When someone sells something, or rents it, or otherwise permits others to use it, the government, for the most part, allows the owner to require others to compensate the owner. Why? There are three main reasons.
First, it incentivizes people to render the thing usable to others.
Second, most politicians and civilians feel that someone is entitled to charge for the use of anything which they put effort into rendering usable.
Third, most politicians and civilians feel that someone is entitled to charge for the use of anything which they put effort into acquiring.
But aren't there things that people charge for even when:
They didn't render the thing usable to others; and
They didn't put effort into rendering it usable; and
They didn't put effort into acquiring it?
Yes! Those criteria make up: how Mr Darcy gets his ten thousand a year, ie inherited land which he rents out (using a portion of the rent to pay the land-manager(s)). This is why we have such high inheritance taxes – but inheritance taxes are still less than 100%, not least because we don't want to interfere with the property rights of the guy who gives his stuff away.
Some people, called Georgists, say that you shouldn't be allowed to make money off of merely owning something when you have neither:
Rendered it usable to others, nor
Put effort into rendering it usable; whether or not you have
Put effort into acquiring it.
The Georgists say that if you own land, then you shouldn't be allowed to make more money off of purely owning that square footage of the Earth's surface.
(This also applies to, say, mineral rights. It (depending on which Georgists you ask) doesn't apply to, say, certain numbers, because we want to incentivize the discovery of useful numbers and the creation of certain data, which we can do by allowing their temporary privatization.)
You should, they say, be able to make money off of, eg, building an apartment complex on the land, because we want to incentivize rendering the land more usable. By the same token, you should, they say, be able to make money off of, eg, digging up useful minerals on the land, because obviously we want to incentivize bringing useful minerals into the circulation of the economy; you should not, they say, be able to make money off of merely owning those minerals in the first place.

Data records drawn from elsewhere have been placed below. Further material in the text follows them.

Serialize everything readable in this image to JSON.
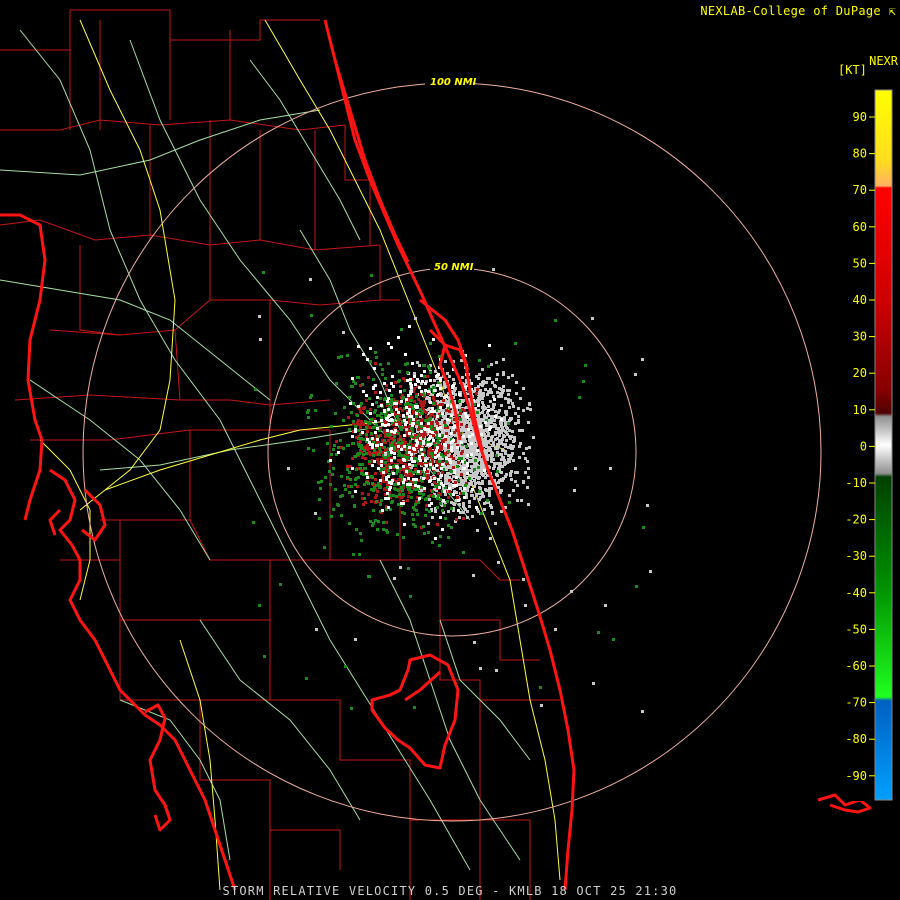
{
  "header": {
    "credit": "NEXLAB-College of DuPage",
    "product": "NEXR",
    "units": "[KT]"
  },
  "footer": {
    "caption": "STORM RELATIVE VELOCITY 0.5 DEG - KMLB 18 OCT 25 21:30"
  },
  "range_rings": [
    {
      "label": "100 NMI"
    },
    {
      "label": "50 NMI"
    }
  ],
  "legend": {
    "ticks": [
      "90",
      "80",
      "70",
      "60",
      "50",
      "40",
      "30",
      "20",
      "10",
      "0",
      "-10",
      "-20",
      "-30",
      "-40",
      "-50",
      "-60",
      "-70",
      "-80",
      "-90"
    ]
  },
  "colors": {
    "coast": "#ff1010",
    "county": "#c81414",
    "road_primary": "#ffff40",
    "road_secondary": "#a0e0a0",
    "ring": "#f0b0a0",
    "inbound_green": "#1a8a1a",
    "outbound_red": "#b01818",
    "near_zero": "#c8c8c8"
  }
}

They say that when somebody does make money off of something like that, we should tax it all away from them. (In regard to real estate, this is called the Land Value Tax.) In fact, the Georgists think that we ought to tax them that amount whether or not they actually get paid it!

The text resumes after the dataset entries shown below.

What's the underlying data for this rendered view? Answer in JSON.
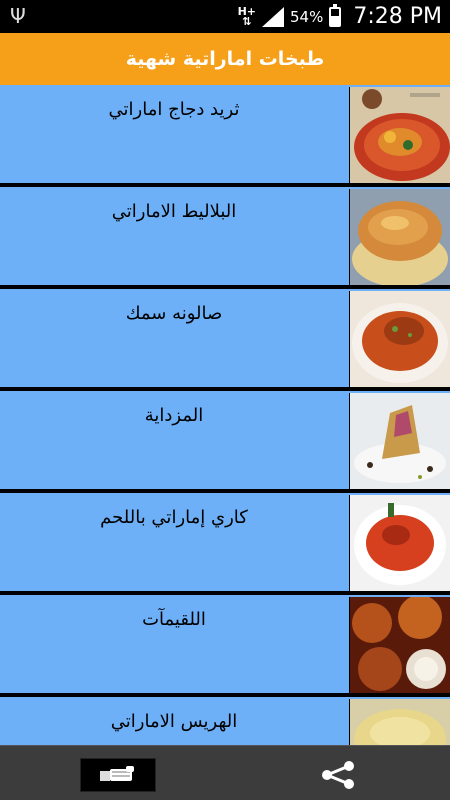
{
  "status_bar": {
    "usb_icon": "usb-icon",
    "network": "H+",
    "battery_percent": "54%",
    "battery_level": 0.54,
    "time": "7:28 PM"
  },
  "app_bar": {
    "title": "طبخات اماراتية شهية"
  },
  "recipes": [
    {
      "title": "ثريد دجاج اماراتي",
      "thumb": "tharid-chicken-image"
    },
    {
      "title": "البلاليط الاماراتي",
      "thumb": "balaleet-image"
    },
    {
      "title": "صالونه سمك",
      "thumb": "saloona-fish-image"
    },
    {
      "title": "المزداية",
      "thumb": "mazdaya-image"
    },
    {
      "title": "كاري إماراتي باللحم",
      "thumb": "curry-meat-image"
    },
    {
      "title": "اللقيمآت",
      "thumb": "luqaimat-image"
    },
    {
      "title": "الهريس الاماراتي",
      "thumb": "harees-image"
    }
  ],
  "bottom_bar": {
    "rate_icon": "thumbs-up-hand-icon",
    "share_icon": "share-icon"
  },
  "colors": {
    "app_bar": "#f6a019",
    "list_row": "#6db0f7",
    "bottom_bar": "#3c3c3c"
  }
}
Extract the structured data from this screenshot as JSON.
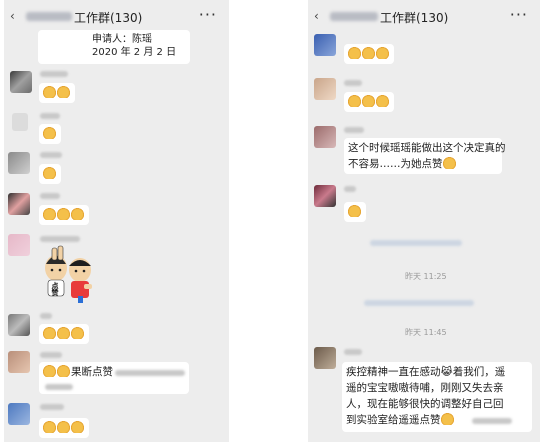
{
  "left_phone": {
    "title": "工作群(130)",
    "more": "···",
    "card": {
      "line1": "申请人：陈瑶",
      "line2": "2020 年 2 月 2 日"
    },
    "messages": [
      {
        "thumbs": 2,
        "text": ""
      },
      {
        "thumbs": 1,
        "text": ""
      },
      {
        "thumbs": 1,
        "text": ""
      },
      {
        "thumbs": 3,
        "text": ""
      },
      {
        "thumbs": 3,
        "text": ""
      },
      {
        "thumbs": 2,
        "text": "果断点赞"
      },
      {
        "thumbs": 3,
        "text": ""
      }
    ],
    "sticker_label": "点赞"
  },
  "right_phone": {
    "title": "工作群(130)",
    "more": "···",
    "messages": [
      {
        "thumbs": 3,
        "text": ""
      },
      {
        "thumbs": 3,
        "text": ""
      },
      {
        "thumbs": 1,
        "text_lines": [
          "这个时候瑶瑶能做出这个决定真的",
          "不容易……为她点赞"
        ]
      },
      {
        "thumbs": 1,
        "text": ""
      }
    ],
    "timestamp_1": "昨天 11:25",
    "timestamp_2": "昨天 11:45",
    "long_message": [
      "疾控精神一直在感动😹着我们，遥",
      "遥的宝宝嗷嗷待哺，刚刚又失去亲",
      "人，现在能够很快的调整好自己回",
      "到实验室给遥遥点赞"
    ]
  },
  "colors": {
    "chat_bg": "#ededed",
    "bubble": "#ffffff",
    "thumb": "#f4c04a"
  },
  "icons": [
    "back-icon",
    "more-icon",
    "thumbs-up-icon"
  ]
}
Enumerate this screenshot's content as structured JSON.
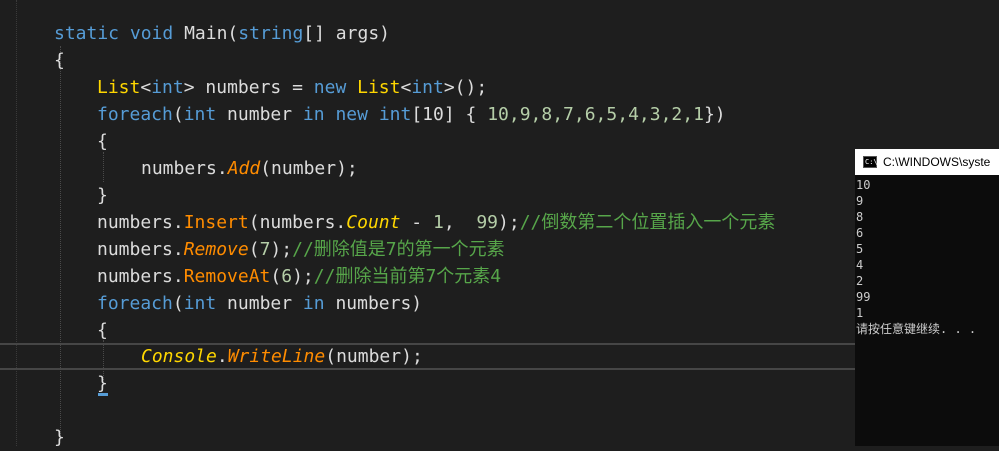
{
  "editor": {
    "lines": [
      {
        "segments": [
          {
            "t": "static",
            "c": "kw"
          },
          {
            "t": " ",
            "c": "id"
          },
          {
            "t": "void",
            "c": "kw"
          },
          {
            "t": " Main(",
            "c": "id"
          },
          {
            "t": "string",
            "c": "kw"
          },
          {
            "t": "[] args)",
            "c": "id"
          }
        ]
      },
      {
        "segments": [
          {
            "t": "{",
            "c": "id"
          }
        ]
      },
      {
        "segments": [
          {
            "t": "List",
            "c": "yel"
          },
          {
            "t": "<",
            "c": "id"
          },
          {
            "t": "int",
            "c": "kw"
          },
          {
            "t": "> numbers = ",
            "c": "id"
          },
          {
            "t": "new",
            "c": "kw"
          },
          {
            "t": " ",
            "c": "id"
          },
          {
            "t": "List",
            "c": "yel"
          },
          {
            "t": "<",
            "c": "id"
          },
          {
            "t": "int",
            "c": "kw"
          },
          {
            "t": ">();",
            "c": "id"
          }
        ]
      },
      {
        "segments": [
          {
            "t": "foreach",
            "c": "kw"
          },
          {
            "t": "(",
            "c": "id"
          },
          {
            "t": "int",
            "c": "kw"
          },
          {
            "t": " number ",
            "c": "id"
          },
          {
            "t": "in",
            "c": "kw"
          },
          {
            "t": " ",
            "c": "id"
          },
          {
            "t": "new",
            "c": "kw"
          },
          {
            "t": " ",
            "c": "id"
          },
          {
            "t": "int",
            "c": "kw"
          },
          {
            "t": "[10] { ",
            "c": "id"
          },
          {
            "t": "10,9,8,7,6,5,4,3,2,1",
            "c": "num"
          },
          {
            "t": "})",
            "c": "id"
          }
        ]
      },
      {
        "segments": [
          {
            "t": "{",
            "c": "id"
          }
        ]
      },
      {
        "segments": [
          {
            "t": "numbers.",
            "c": "id"
          },
          {
            "t": "Add",
            "c": "orn it"
          },
          {
            "t": "(number);",
            "c": "id"
          }
        ]
      },
      {
        "segments": [
          {
            "t": "}",
            "c": "id"
          }
        ]
      },
      {
        "segments": [
          {
            "t": "numbers.",
            "c": "id"
          },
          {
            "t": "Insert",
            "c": "orn"
          },
          {
            "t": "(numbers.",
            "c": "id"
          },
          {
            "t": "Count",
            "c": "yel it"
          },
          {
            "t": " - ",
            "c": "id"
          },
          {
            "t": "1",
            "c": "num"
          },
          {
            "t": ",  ",
            "c": "id"
          },
          {
            "t": "99",
            "c": "num"
          },
          {
            "t": ");",
            "c": "id"
          },
          {
            "t": "//倒数第二个位置插入一个元素",
            "c": "cm"
          }
        ]
      },
      {
        "segments": [
          {
            "t": "numbers.",
            "c": "id"
          },
          {
            "t": "Remove",
            "c": "orn it"
          },
          {
            "t": "(",
            "c": "id"
          },
          {
            "t": "7",
            "c": "num"
          },
          {
            "t": ");",
            "c": "id"
          },
          {
            "t": "//删除值是7的第一个元素",
            "c": "cm"
          }
        ]
      },
      {
        "segments": [
          {
            "t": "numbers.",
            "c": "id"
          },
          {
            "t": "RemoveAt",
            "c": "orn"
          },
          {
            "t": "(",
            "c": "id"
          },
          {
            "t": "6",
            "c": "num"
          },
          {
            "t": ");",
            "c": "id"
          },
          {
            "t": "//删除当前第7个元素4",
            "c": "cm"
          }
        ]
      },
      {
        "segments": [
          {
            "t": "foreach",
            "c": "kw"
          },
          {
            "t": "(",
            "c": "id"
          },
          {
            "t": "int",
            "c": "kw"
          },
          {
            "t": " number ",
            "c": "id"
          },
          {
            "t": "in",
            "c": "kw"
          },
          {
            "t": " numbers)",
            "c": "id"
          }
        ]
      },
      {
        "segments": [
          {
            "t": "{",
            "c": "id"
          }
        ]
      },
      {
        "segments": [
          {
            "t": "Console",
            "c": "yel it"
          },
          {
            "t": ".",
            "c": "id"
          },
          {
            "t": "WriteLine",
            "c": "orn it"
          },
          {
            "t": "(number);",
            "c": "id"
          }
        ]
      },
      {
        "segments": [
          {
            "t": "}",
            "c": "id"
          }
        ]
      },
      {
        "segments": []
      },
      {
        "segments": [
          {
            "t": "}",
            "c": "id"
          }
        ]
      }
    ]
  },
  "console": {
    "title": "C:\\WINDOWS\\syste",
    "icon": "console-window-icon",
    "icon_glyph": "C:\\",
    "output": [
      "10",
      "9",
      "8",
      "6",
      "5",
      "4",
      "2",
      "99",
      "1",
      "请按任意键继续. . ."
    ]
  },
  "colors": {
    "background": "#1e1e1e",
    "keyword": "#569cd6",
    "comment": "#57a64a",
    "number": "#b5cea8",
    "console_bg": "#0c0c0c"
  }
}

Some advantages to this approach, say the Georgists: we are disincentivizing people from letting land lie fallow (since we're essentially fining them for the privilege), we dislike it when people earn money for doing nothing (like Mr Darcy) and this will prevent them from doing so, and it gets us lots of lovely revenue from people who deserve to be taxed.
The main downside to this approach, is of course, the fact that there goes your retirement. The inconvenient thing about making money while doing nothing is that we all want that, hopefully starting no later than age sixty-five. The French have been rioting about it recently; professors have been on strike for the same reason. A potential solution: many Georgists propose a universal dividend, ie the money from the taxes being divided equally and given to all adults as a sort of social security program. This was first suggested by the French (specifically, the author of Common Sense). Lord knows if the electorate would be okay with that, let alone the economists. (Maybe the Georgists would allow us to invest in stocks and bonds, which is probably what your Roth is in anyway; the Marxists, of course, would still object to your making money purely from your ownership of capital.)

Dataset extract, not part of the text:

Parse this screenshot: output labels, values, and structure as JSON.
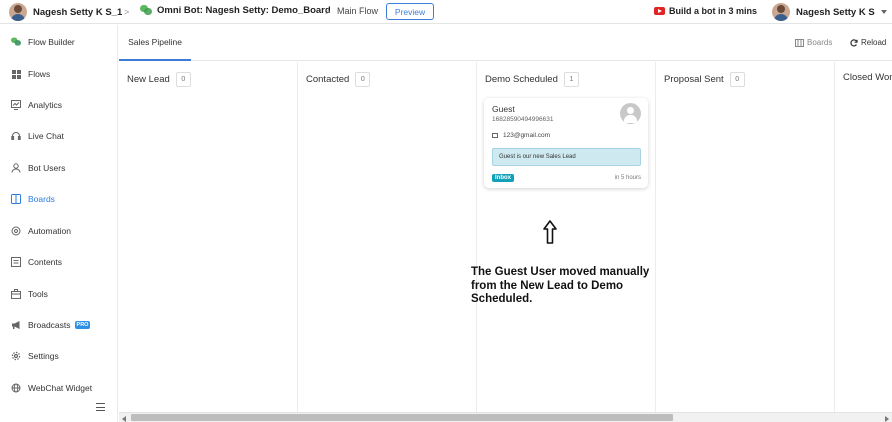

Also, as you have undoubtedly noticed, reason #3 for charging for usage is still not satisfied; if you spent your whole life saving up to buy a Zone 2 apartment building for your retirement, and right after you drop a million pounds on it then the Lib Dems (presumably by way of blackmail) railroad a bill through Congress saying you're not allowed to profit off your building any more than if it were in Northumberland, then you are going to be very upset with the idiots in the House of Commons.
I suppose we could give enough warning, so that land quickly becomes a depreciating-but-not-worthless asset, like in Singapore, until at last it finally becomes worthless/taxed-to-be-worthless. Get a Constitutional amendment saying "Georgism starting one hundred years from now and subsequently lasting unless and until two-thirds of Congress repeals it" and hey presto. Our descendants would thank us…the ones not expecting much of an inheritance, anyway.